We spend a lot of time and effort identifying and attracting new talent—we should spend just as much effort ensuring that new employees are given as many tools as possible to succeed. It’s even more important in a remote environment where team members may be feeling isolated and overwhelmed. While videoconferencing may have its limits, by using it judiciously and helping new employees find alternative ways to connect with their coworkers, we can set our new hires up for success.
As we reinvent the onboarding process, we’re finding that employee engagement needs a makeover as well. The switch to videoconferencing and other digital communications deprives us of physical cues like facial expressions and body language, important feedback that has long been essential to human communication.
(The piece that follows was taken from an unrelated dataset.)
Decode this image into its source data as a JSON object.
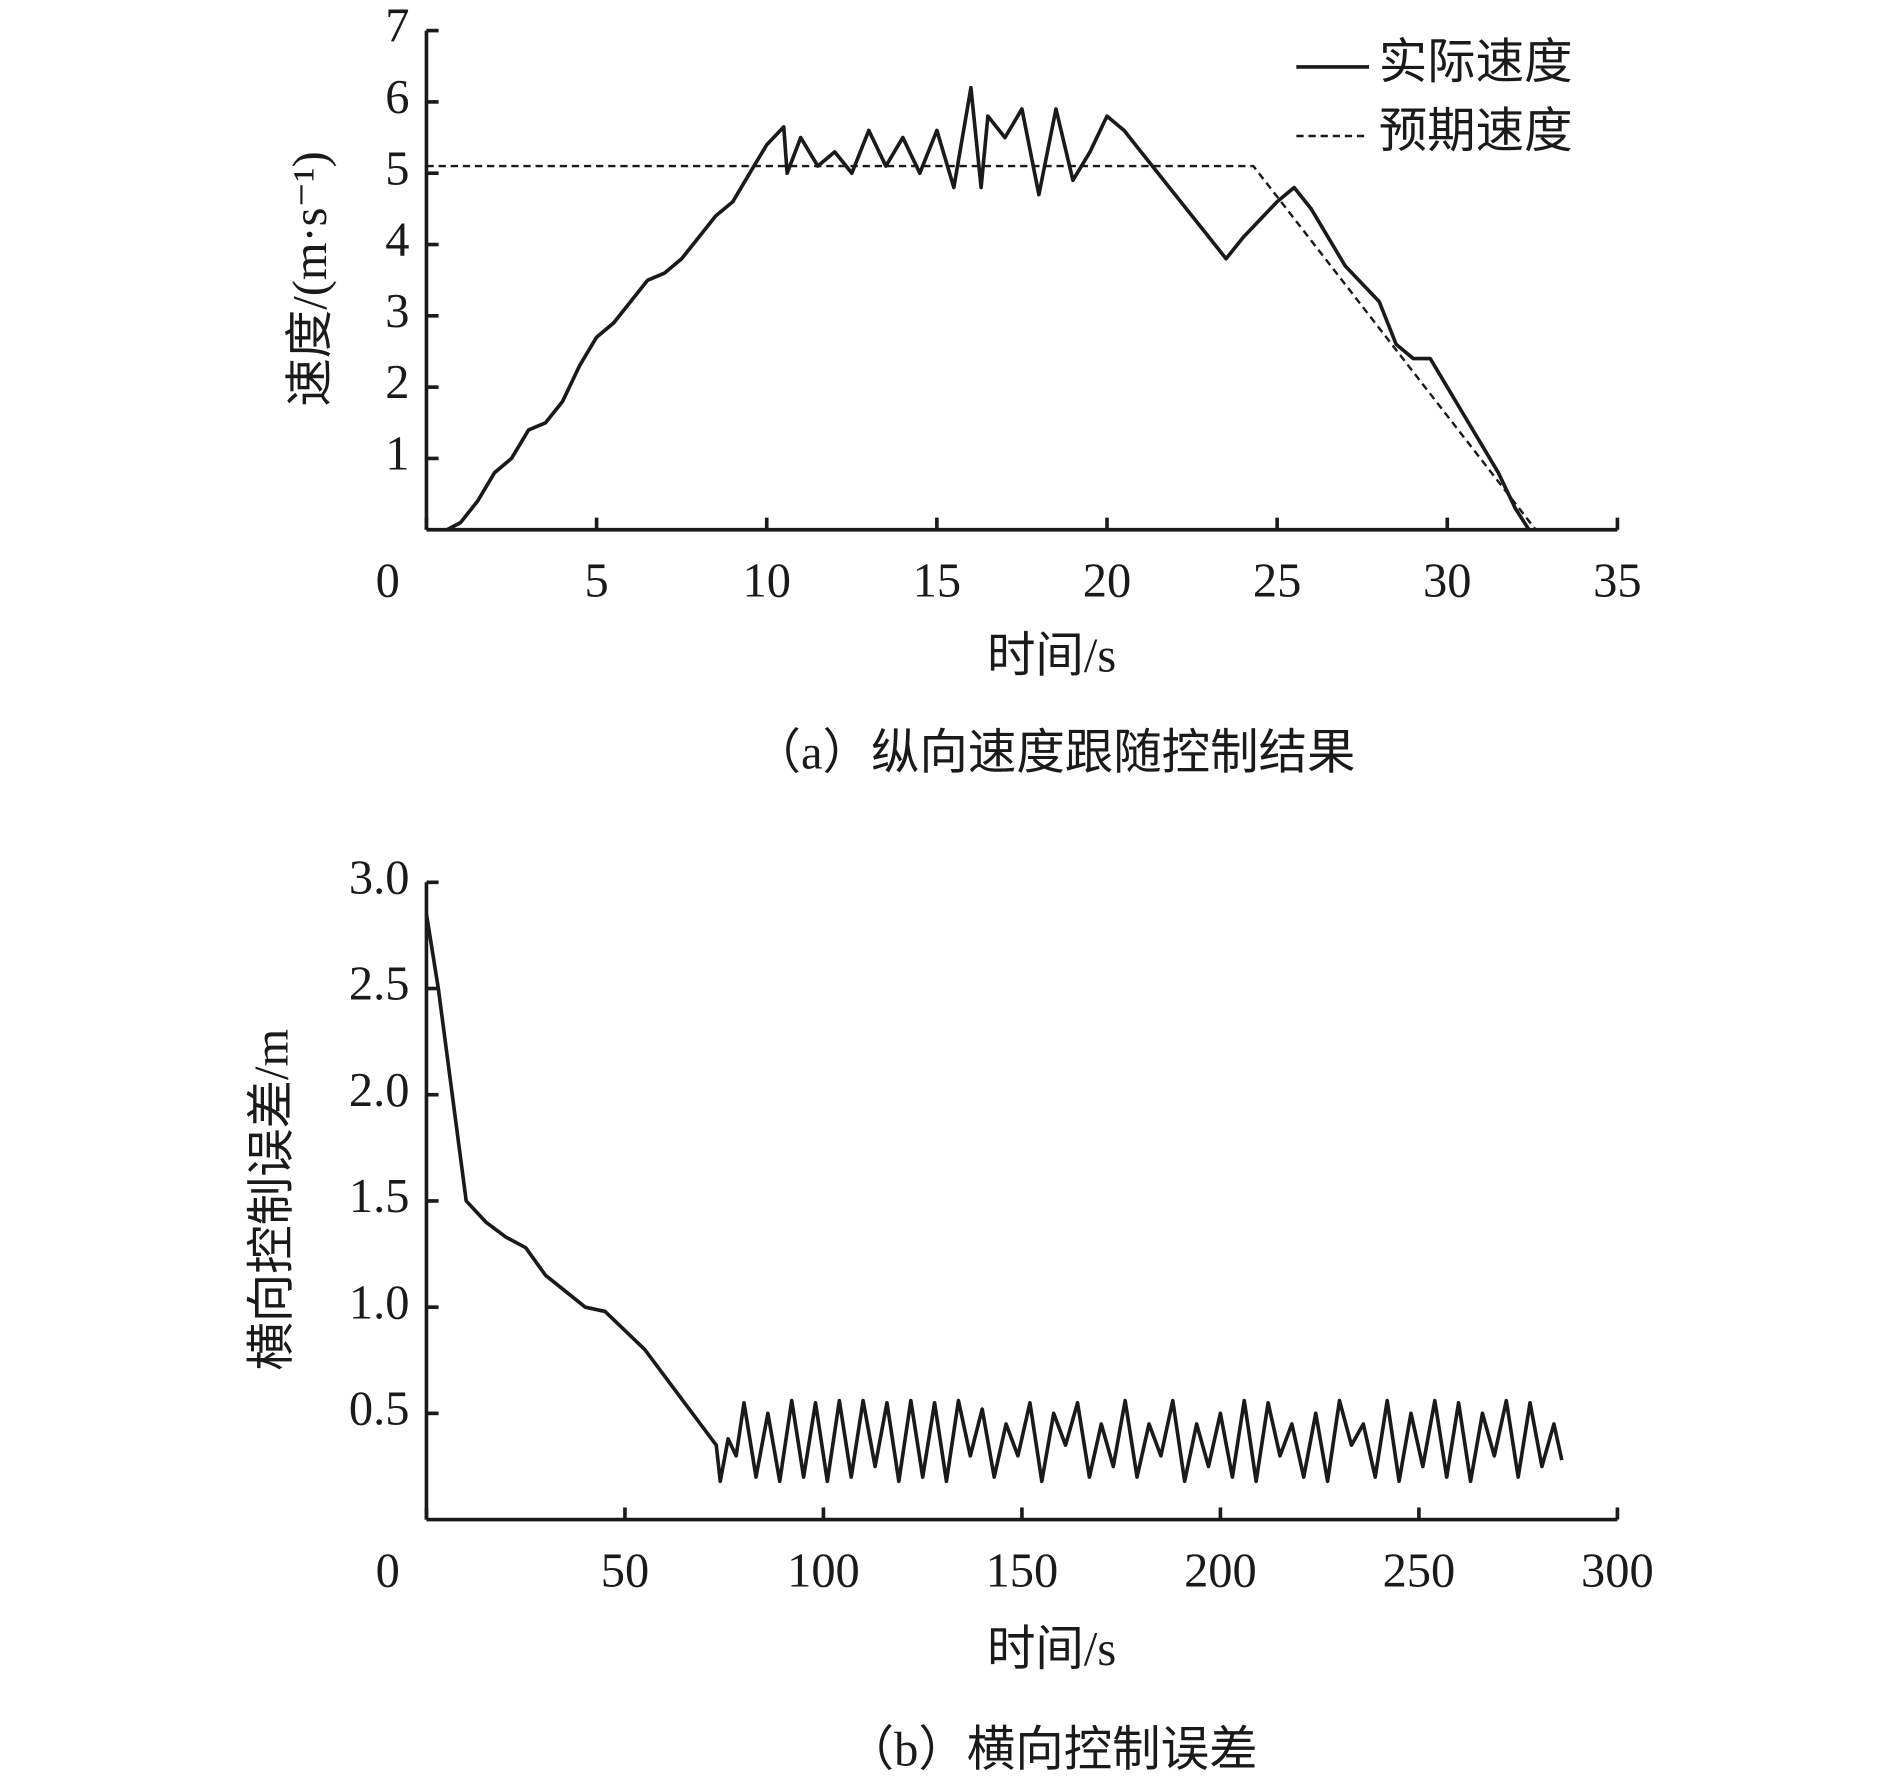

In addition, informal conversations have been lost—those moments in the hallway or lunchroom were critical to fostering relationships between coworkers and contributing to overall connection and job satisfaction.
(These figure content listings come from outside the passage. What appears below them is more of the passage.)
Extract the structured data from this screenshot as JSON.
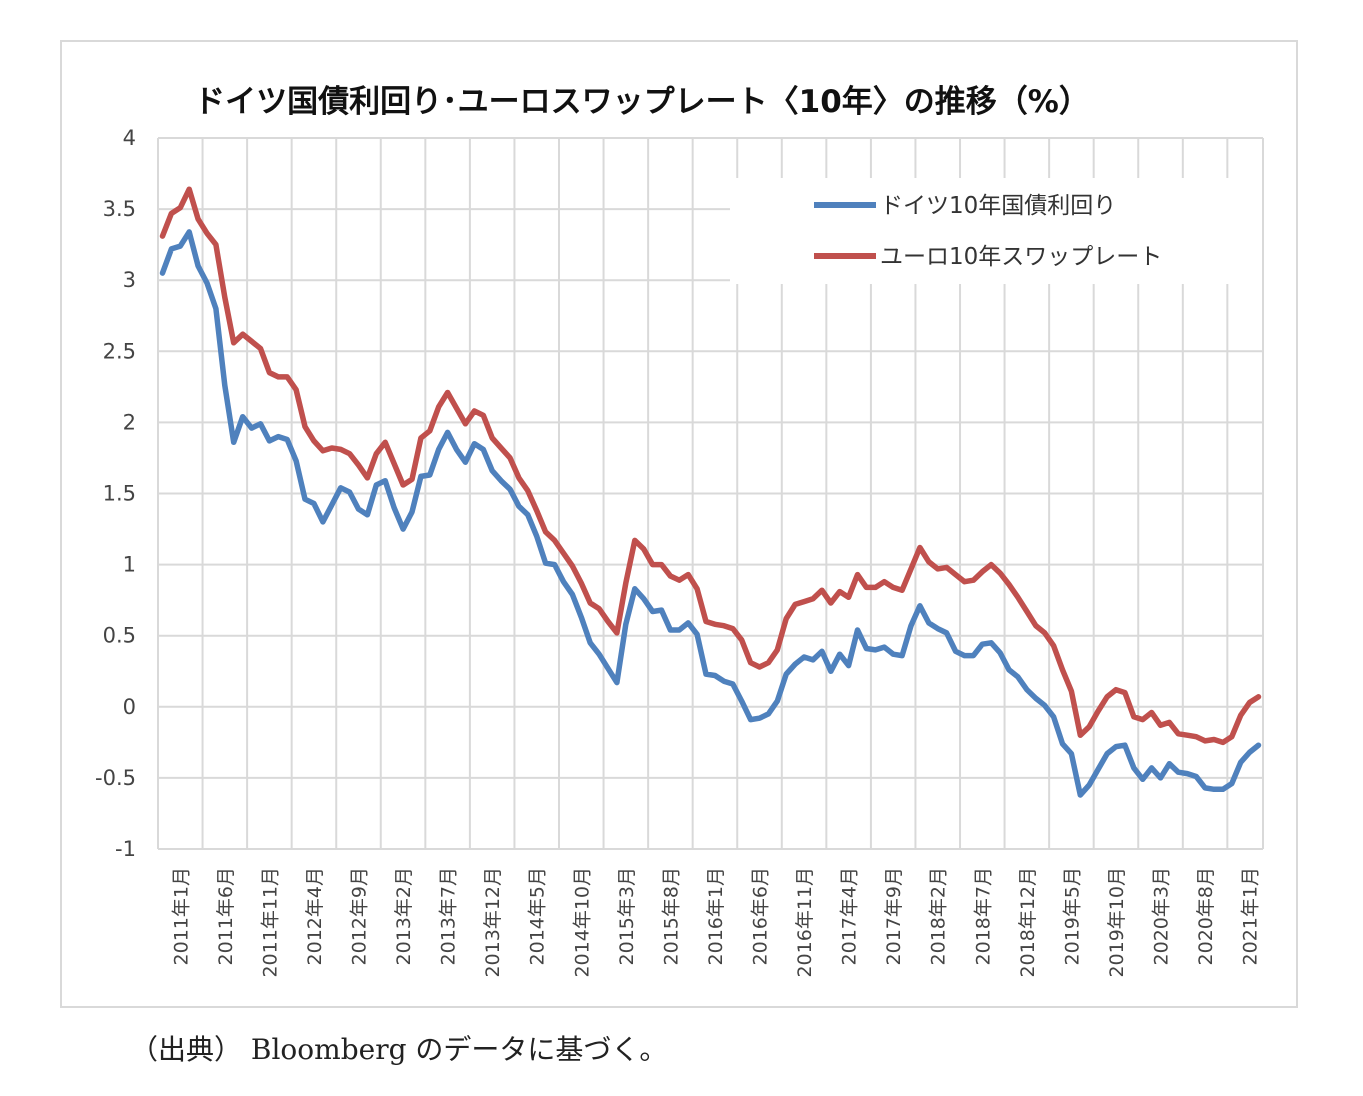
{
  "chart_data": {
    "type": "line",
    "title": "ドイツ国債利回り･ユーロスワップレート〈10年〉の推移（%）",
    "xlabel": "",
    "ylabel": "",
    "ylim": [
      -1,
      4
    ],
    "yticks": [
      "4",
      "3.5",
      "3",
      "2.5",
      "2",
      "1.5",
      "1",
      "0.5",
      "0",
      "-0.5",
      "-1"
    ],
    "grid": true,
    "legend_position": "top-right",
    "x_tick_labels": [
      "2011年1月",
      "2011年6月",
      "2011年11月",
      "2012年4月",
      "2012年9月",
      "2013年2月",
      "2013年7月",
      "2013年12月",
      "2014年5月",
      "2014年10月",
      "2015年3月",
      "2015年8月",
      "2016年1月",
      "2016年6月",
      "2016年11月",
      "2017年4月",
      "2017年9月",
      "2018年2月",
      "2018年7月",
      "2018年12月",
      "2019年5月",
      "2019年10月",
      "2020年3月",
      "2020年8月",
      "2021年1月"
    ],
    "x_start": "2011-01",
    "x_end": "2021-06",
    "series": [
      {
        "name": "ドイツ10年国債利回り",
        "color": "#4f81bd",
        "values": [
          3.05,
          3.22,
          3.24,
          3.34,
          3.1,
          2.98,
          2.8,
          2.26,
          1.86,
          2.04,
          1.96,
          1.99,
          1.87,
          1.9,
          1.88,
          1.73,
          1.46,
          1.43,
          1.3,
          1.42,
          1.54,
          1.51,
          1.39,
          1.35,
          1.56,
          1.59,
          1.4,
          1.25,
          1.37,
          1.62,
          1.63,
          1.81,
          1.93,
          1.81,
          1.72,
          1.85,
          1.81,
          1.66,
          1.59,
          1.53,
          1.41,
          1.35,
          1.2,
          1.01,
          1.0,
          0.88,
          0.79,
          0.63,
          0.45,
          0.37,
          0.27,
          0.17,
          0.58,
          0.83,
          0.76,
          0.67,
          0.68,
          0.54,
          0.54,
          0.59,
          0.51,
          0.23,
          0.22,
          0.18,
          0.16,
          0.04,
          -0.09,
          -0.08,
          -0.05,
          0.04,
          0.23,
          0.3,
          0.35,
          0.33,
          0.39,
          0.25,
          0.37,
          0.29,
          0.54,
          0.41,
          0.4,
          0.42,
          0.37,
          0.36,
          0.57,
          0.71,
          0.59,
          0.55,
          0.52,
          0.39,
          0.36,
          0.36,
          0.44,
          0.45,
          0.38,
          0.26,
          0.21,
          0.12,
          0.06,
          0.01,
          -0.07,
          -0.26,
          -0.33,
          -0.62,
          -0.55,
          -0.44,
          -0.33,
          -0.28,
          -0.27,
          -0.43,
          -0.51,
          -0.43,
          -0.5,
          -0.4,
          -0.46,
          -0.47,
          -0.49,
          -0.57,
          -0.58,
          -0.58,
          -0.54,
          -0.39,
          -0.32,
          -0.27
        ]
      },
      {
        "name": "ユーロ10年スワップレート",
        "color": "#c0504d",
        "values": [
          3.31,
          3.47,
          3.51,
          3.64,
          3.43,
          3.33,
          3.25,
          2.88,
          2.56,
          2.62,
          2.57,
          2.52,
          2.35,
          2.32,
          2.32,
          2.23,
          1.97,
          1.87,
          1.8,
          1.82,
          1.81,
          1.78,
          1.7,
          1.61,
          1.78,
          1.86,
          1.71,
          1.56,
          1.6,
          1.89,
          1.94,
          2.11,
          2.21,
          2.1,
          1.99,
          2.08,
          2.05,
          1.89,
          1.82,
          1.75,
          1.61,
          1.52,
          1.38,
          1.23,
          1.17,
          1.08,
          0.99,
          0.87,
          0.73,
          0.69,
          0.6,
          0.52,
          0.87,
          1.17,
          1.11,
          1.0,
          1.0,
          0.92,
          0.89,
          0.93,
          0.83,
          0.6,
          0.58,
          0.57,
          0.55,
          0.47,
          0.31,
          0.28,
          0.31,
          0.4,
          0.62,
          0.72,
          0.74,
          0.76,
          0.82,
          0.73,
          0.81,
          0.77,
          0.93,
          0.84,
          0.84,
          0.88,
          0.84,
          0.82,
          0.97,
          1.12,
          1.02,
          0.97,
          0.98,
          0.93,
          0.88,
          0.89,
          0.95,
          1.0,
          0.94,
          0.86,
          0.77,
          0.67,
          0.57,
          0.52,
          0.43,
          0.26,
          0.11,
          -0.2,
          -0.14,
          -0.03,
          0.07,
          0.12,
          0.1,
          -0.07,
          -0.09,
          -0.04,
          -0.13,
          -0.11,
          -0.19,
          -0.2,
          -0.21,
          -0.24,
          -0.23,
          -0.25,
          -0.21,
          -0.06,
          0.03,
          0.07
        ]
      }
    ]
  },
  "caption": "（出典） Bloomberg のデータに基づく。"
}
People are craving new and innovative ways to engage with their team members at the individual, departmental, and organizational levels in a work-from-home environment. Early in the pandemic, organizations were eager to adopt new strategies to address these challenges: informal Zoom lunches and happy hours, group chats, and other ideas. While some of these strategies have been effective, they still suffer from the same unfortunate challenge that plagues onboarding and training: Videoconferencing is exhausting. Team members are already in exponentially more video meetings than they had attended before March 2020—it’s not rare for someone to have hours of back-to-back meetings. Even while employees want connection and engagement, they’re drained by the digital medium itself, so organizations and leaders must be proactive in finding solutions to this exhaustion.
An approach I have found effective in fighting Zoom fatigue is scheduling transition periods in between meetings. Even five minutes between meetings allows for a stretch, a walk, and a brief mental break. Another strategy I use is changing mediums when videoconferencing isn’t necessary. I have enjoyed making some meetings “walking meetings,” where I talk on the phone while going for a stroll. In addition to health benefits of the activity, a 2014 study found that walking increases the “free flow of ideas” and is “a simple and robust solution to the goals of increasing creativity and increasing physical activity.”
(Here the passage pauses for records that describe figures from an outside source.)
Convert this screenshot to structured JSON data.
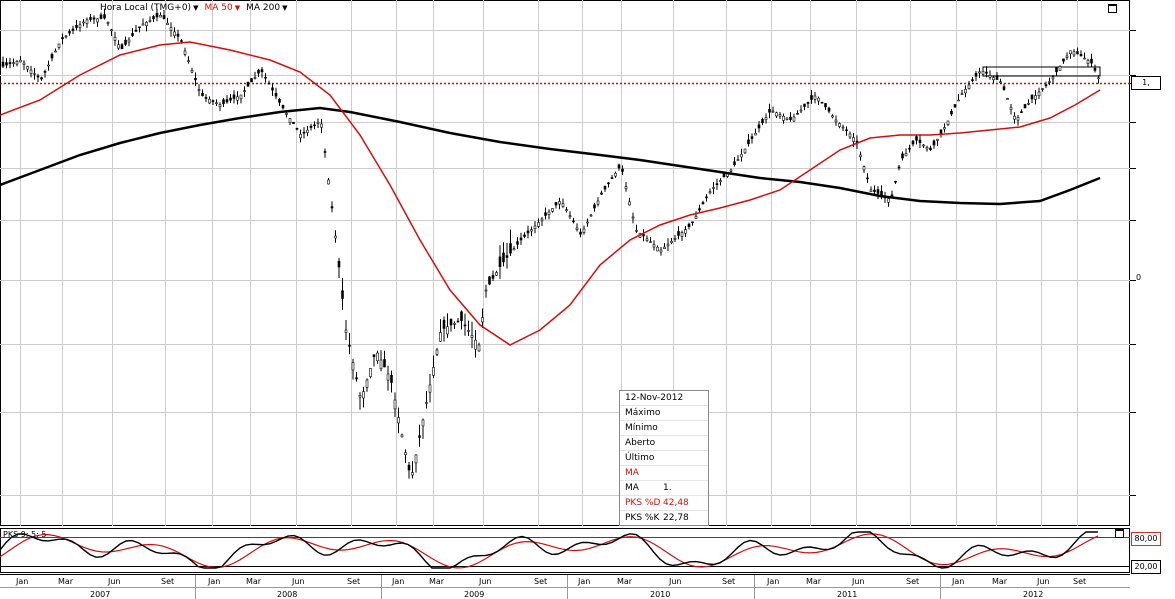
{
  "toolbar": {
    "timezone": "Hora Local (TMG+0)",
    "ma50": "MA 50",
    "ma200": "MA 200"
  },
  "tooltip": {
    "date": "12-Nov-2012",
    "rows": [
      {
        "label": "Máximo",
        "value": ""
      },
      {
        "label": "Mínimo",
        "value": ""
      },
      {
        "label": "Aberto",
        "value": ""
      },
      {
        "label": "Último",
        "value": ""
      },
      {
        "label": "MA",
        "value": ""
      },
      {
        "label": "MA",
        "value": "1."
      },
      {
        "label": "PKS %D",
        "value": "42,48"
      },
      {
        "label": "PKS %K",
        "value": "22,78"
      }
    ]
  },
  "price_axis": {
    "current_label": "1,",
    "partial_label": "0"
  },
  "stoch": {
    "label": "PKS 9; 5; 5",
    "upper": "80,00",
    "lower": "20,00"
  },
  "colors": {
    "candle": "#000000",
    "ma50": "#d01010",
    "ma200": "#000000",
    "grid": "#cccccc",
    "ref": "#c01010"
  },
  "chart_data": {
    "type": "candlestick",
    "title": "",
    "interval": "weekly",
    "x_months": [
      "Jan",
      "Mar",
      "Jun",
      "Set",
      "Jan",
      "Mar",
      "Jun",
      "Set",
      "Jan",
      "Mar",
      "Jun",
      "Set",
      "Jan",
      "Mar",
      "Jun",
      "Set",
      "Jan",
      "Mar",
      "Jun",
      "Set",
      "Jan",
      "Mar",
      "Jun",
      "Set"
    ],
    "x_years": [
      "2007",
      "2008",
      "2009",
      "2010",
      "2011",
      "2012"
    ],
    "series": [
      {
        "name": "MA 50"
      },
      {
        "name": "MA 200"
      },
      {
        "name": "PKS %D",
        "last": 42.48
      },
      {
        "name": "PKS %K",
        "last": 22.78
      }
    ],
    "stoch_levels": [
      80,
      20
    ],
    "grid": true
  }
}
We don’t have all the answers to how to navigate a remote workplace, but as most experts agree that remote work will continue to be the standard moving forward, we have to continue to seek them out. We should take what we’ve learned in the past year—both the limits of tools like Zoom and the successful changes we’ve made—and continue to explore new solutions to ensure that we can develop and engage new and existing employees no matter what the future holds.
This column was co-authored with John Hepp, Ph.D., clinical assistant professor of accountancy in the University of Illinois’ Geis School of Business.